A Meandering Marvelous Mrs. Maisel Season 4 Struggles to Find Its Purpose
Photo Courtesy of Amazon Prime Video
Like so many of its fellow established series that have been off the air for the last two pandemic years, The Marvelous Mrs. Maisel Season 4 picks up exactly where its last season left off, which means viewers are expected to recall what in fact transpired at the end of Season 3. So much has happened in our world in that time that it’s been jarring to see these shows return without having really moved forward at all, sometimes literally extending from a scene in that now long-ago finale. It’s as if we are meant to forget the gap between episodes and pretend nothing happened; it’s almost ghostly the way it tries to erase that experience and the passage of time.
But if viewers feel adrift, that’s something we share with Miriam Maisel (Rachel Brosnahan), who was unceremoniously dumped from a big-deal European tour to end Season 3 because she nearly outed the headliner at the Apollo. Her set killed, as she notes while having a breakdown on the way from the airport, but she was once again speaking out about things that weren’t sanctioned for her to say. And she—with trademark profanity—exclaims just that in a comedy set that bookends the first episode, declaring she will not be silenced any longer. And, she will take the reins in controlling her life and her career.
Those who have watched Mrs. Maisel over the years will know that things are never that simple, and indeed once again they are not. Midge had taken a loan from her father-in-law Moishe (Kevin Pollak) in order to buy back her old lavish apartment, based on the fact that she was about to make some very good money. The premiere is largely concerned with how that money thusly gets moved around, after Midge’s manager Susie (Alex Borstein) gambled it away and then tries to borrow it short-term from Midge’s ex-husband Joel (Michael Zegen), all while she waits for the check from the insurance fraud she and her sister Tess (Emily Bergl) committed in Season 3.
This kind of madcap plotting is never the show at its best, and things come to a grating crescendo when the whole Maisel and Weissman brood go to Coney Island where Midge has to admit to her parents (Tony Shalhoub’s Abe and Marin Hinkle’s Rose) as well as her in-laws what happened. The second episode (of a mere two available for review) calms down slightly, but tries to sell us on Midge’s hardship living in a massive apartment that she can’t really pay for, and having a breakdown when the milkman won’t deliver to her because she lacks her own established credit away from her husband.

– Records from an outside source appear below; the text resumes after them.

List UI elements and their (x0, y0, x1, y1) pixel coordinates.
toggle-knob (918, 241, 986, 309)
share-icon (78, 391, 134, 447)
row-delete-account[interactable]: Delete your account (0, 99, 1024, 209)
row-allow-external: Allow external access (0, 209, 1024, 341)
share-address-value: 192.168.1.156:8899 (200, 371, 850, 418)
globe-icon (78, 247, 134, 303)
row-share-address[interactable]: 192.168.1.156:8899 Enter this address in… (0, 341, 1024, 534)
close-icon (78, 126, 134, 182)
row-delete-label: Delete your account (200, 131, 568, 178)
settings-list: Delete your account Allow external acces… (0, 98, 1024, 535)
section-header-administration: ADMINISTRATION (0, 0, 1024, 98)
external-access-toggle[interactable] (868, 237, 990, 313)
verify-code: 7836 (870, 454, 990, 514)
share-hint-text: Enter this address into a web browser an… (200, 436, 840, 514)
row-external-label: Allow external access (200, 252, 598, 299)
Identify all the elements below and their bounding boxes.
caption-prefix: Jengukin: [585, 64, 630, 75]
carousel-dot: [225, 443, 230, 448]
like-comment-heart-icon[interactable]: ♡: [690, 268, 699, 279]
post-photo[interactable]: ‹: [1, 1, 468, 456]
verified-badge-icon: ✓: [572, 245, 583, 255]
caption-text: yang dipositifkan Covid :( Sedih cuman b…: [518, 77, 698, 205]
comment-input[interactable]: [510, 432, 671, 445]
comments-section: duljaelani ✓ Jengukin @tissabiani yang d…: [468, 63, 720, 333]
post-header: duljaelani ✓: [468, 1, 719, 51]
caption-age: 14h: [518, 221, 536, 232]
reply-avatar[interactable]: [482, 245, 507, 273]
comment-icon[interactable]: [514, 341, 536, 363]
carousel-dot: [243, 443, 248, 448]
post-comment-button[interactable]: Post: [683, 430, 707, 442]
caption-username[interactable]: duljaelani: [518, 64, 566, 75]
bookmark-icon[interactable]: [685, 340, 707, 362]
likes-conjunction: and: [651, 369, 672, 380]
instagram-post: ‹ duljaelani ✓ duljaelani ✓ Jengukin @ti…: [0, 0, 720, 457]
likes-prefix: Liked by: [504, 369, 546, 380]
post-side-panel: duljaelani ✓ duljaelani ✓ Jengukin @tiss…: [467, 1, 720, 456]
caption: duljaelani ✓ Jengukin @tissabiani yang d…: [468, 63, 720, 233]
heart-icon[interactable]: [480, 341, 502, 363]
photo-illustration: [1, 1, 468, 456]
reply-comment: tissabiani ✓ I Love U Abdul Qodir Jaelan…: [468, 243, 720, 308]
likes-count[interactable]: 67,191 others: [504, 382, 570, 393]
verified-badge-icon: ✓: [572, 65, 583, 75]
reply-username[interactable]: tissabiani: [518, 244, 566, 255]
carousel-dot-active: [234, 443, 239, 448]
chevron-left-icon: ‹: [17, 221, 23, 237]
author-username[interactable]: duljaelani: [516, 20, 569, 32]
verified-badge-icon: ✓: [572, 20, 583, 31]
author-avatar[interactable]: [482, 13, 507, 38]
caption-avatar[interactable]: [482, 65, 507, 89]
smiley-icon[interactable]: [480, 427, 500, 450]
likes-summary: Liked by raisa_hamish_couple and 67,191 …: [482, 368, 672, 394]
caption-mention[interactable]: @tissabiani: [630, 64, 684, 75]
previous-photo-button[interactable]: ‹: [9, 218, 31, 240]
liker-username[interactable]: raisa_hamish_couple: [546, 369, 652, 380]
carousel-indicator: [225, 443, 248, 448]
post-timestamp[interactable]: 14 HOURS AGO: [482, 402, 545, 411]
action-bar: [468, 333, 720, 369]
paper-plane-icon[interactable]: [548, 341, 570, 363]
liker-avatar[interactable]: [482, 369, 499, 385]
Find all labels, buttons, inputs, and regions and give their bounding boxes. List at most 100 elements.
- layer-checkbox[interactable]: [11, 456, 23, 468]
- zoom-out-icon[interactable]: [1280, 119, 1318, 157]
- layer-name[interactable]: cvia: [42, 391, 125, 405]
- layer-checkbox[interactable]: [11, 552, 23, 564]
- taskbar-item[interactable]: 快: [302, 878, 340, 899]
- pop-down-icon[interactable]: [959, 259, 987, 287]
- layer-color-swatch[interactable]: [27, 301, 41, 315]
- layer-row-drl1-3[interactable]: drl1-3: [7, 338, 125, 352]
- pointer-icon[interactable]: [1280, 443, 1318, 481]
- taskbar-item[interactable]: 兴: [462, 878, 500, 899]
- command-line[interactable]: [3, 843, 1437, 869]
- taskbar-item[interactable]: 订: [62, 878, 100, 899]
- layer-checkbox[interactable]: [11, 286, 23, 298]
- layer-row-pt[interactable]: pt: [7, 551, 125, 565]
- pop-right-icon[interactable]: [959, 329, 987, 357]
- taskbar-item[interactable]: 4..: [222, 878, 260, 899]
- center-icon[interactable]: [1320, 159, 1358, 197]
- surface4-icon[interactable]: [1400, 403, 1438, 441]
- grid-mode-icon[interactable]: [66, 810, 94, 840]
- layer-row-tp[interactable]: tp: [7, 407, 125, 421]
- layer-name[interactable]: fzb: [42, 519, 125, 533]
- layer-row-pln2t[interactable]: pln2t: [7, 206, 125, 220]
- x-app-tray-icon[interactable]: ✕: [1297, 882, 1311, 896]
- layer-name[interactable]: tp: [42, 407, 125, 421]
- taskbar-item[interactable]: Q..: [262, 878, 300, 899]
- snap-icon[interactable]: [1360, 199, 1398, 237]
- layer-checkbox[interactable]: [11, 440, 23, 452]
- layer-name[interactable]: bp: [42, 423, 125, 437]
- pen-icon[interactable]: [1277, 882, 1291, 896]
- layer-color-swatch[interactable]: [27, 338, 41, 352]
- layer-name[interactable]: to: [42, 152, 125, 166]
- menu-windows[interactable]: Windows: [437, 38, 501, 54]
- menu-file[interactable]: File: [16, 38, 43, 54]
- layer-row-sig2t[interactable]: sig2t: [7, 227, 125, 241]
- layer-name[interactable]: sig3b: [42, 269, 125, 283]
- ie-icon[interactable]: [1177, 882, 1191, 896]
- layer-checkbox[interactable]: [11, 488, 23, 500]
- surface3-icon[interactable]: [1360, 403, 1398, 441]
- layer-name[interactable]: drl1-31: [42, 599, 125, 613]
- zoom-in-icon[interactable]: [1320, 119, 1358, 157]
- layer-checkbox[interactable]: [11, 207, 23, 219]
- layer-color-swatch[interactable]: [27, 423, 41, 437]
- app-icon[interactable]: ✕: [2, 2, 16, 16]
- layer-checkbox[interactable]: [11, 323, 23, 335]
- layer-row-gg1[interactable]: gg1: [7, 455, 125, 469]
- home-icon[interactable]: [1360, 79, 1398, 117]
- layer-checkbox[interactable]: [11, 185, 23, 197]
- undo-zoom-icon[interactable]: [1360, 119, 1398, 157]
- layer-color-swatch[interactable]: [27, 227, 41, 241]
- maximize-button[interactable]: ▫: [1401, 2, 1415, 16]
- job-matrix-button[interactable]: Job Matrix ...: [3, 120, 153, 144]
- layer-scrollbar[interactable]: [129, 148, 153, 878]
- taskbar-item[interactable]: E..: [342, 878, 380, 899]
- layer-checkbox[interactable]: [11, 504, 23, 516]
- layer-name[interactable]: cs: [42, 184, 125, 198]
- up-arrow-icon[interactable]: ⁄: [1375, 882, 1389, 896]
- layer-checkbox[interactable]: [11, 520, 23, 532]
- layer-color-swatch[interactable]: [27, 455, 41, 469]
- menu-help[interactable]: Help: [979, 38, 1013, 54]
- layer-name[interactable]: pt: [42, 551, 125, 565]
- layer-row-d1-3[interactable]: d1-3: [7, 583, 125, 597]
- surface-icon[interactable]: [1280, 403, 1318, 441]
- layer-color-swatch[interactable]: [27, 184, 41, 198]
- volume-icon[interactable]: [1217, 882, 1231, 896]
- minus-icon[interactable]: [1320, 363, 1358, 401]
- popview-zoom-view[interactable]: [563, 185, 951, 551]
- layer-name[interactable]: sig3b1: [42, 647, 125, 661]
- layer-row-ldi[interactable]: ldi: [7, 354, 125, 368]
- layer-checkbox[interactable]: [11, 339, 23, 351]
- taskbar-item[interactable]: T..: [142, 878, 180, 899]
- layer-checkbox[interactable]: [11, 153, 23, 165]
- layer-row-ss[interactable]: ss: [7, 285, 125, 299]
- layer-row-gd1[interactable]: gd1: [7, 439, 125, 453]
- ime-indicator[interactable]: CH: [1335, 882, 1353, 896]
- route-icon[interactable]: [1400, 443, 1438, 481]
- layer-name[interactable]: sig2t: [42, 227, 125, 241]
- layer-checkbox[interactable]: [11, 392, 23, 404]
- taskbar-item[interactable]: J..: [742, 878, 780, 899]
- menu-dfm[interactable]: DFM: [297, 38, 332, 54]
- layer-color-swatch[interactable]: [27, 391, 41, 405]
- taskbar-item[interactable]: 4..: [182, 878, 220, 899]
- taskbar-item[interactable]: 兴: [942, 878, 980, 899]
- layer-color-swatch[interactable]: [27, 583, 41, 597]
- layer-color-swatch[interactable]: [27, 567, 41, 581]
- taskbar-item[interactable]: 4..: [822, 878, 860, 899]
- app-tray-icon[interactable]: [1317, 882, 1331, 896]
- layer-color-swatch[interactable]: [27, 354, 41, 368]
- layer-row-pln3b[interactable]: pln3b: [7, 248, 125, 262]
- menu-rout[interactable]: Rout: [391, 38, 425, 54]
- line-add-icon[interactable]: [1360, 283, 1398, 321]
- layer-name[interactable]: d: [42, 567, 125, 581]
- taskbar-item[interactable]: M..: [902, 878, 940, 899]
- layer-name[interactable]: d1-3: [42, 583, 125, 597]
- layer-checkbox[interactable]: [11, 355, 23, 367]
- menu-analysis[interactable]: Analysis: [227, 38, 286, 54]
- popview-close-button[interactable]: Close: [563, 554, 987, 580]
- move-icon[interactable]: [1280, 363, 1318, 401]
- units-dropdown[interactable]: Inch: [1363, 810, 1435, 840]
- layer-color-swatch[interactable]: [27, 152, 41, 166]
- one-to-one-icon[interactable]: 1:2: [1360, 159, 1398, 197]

There are elements of The Marvelous Mrs. Maisel that speak to important truths of the era (that Midge’s credit is based on her husband, that she’s punished for making blue comments while male comics are praised for it, etc), but none of it quite lands because Midge is so incredibly rich and privileged. When that’s lampooned, like in the character of Sophie Lennon (Jane Lynch), it works. But if we’re supposed to feel like Midge—with her live-in housekeeper, two children she ignores, and endless rooms of expensive decor—is just a working girl doing her best to make it in this crazy city, well… that’s a harder sell.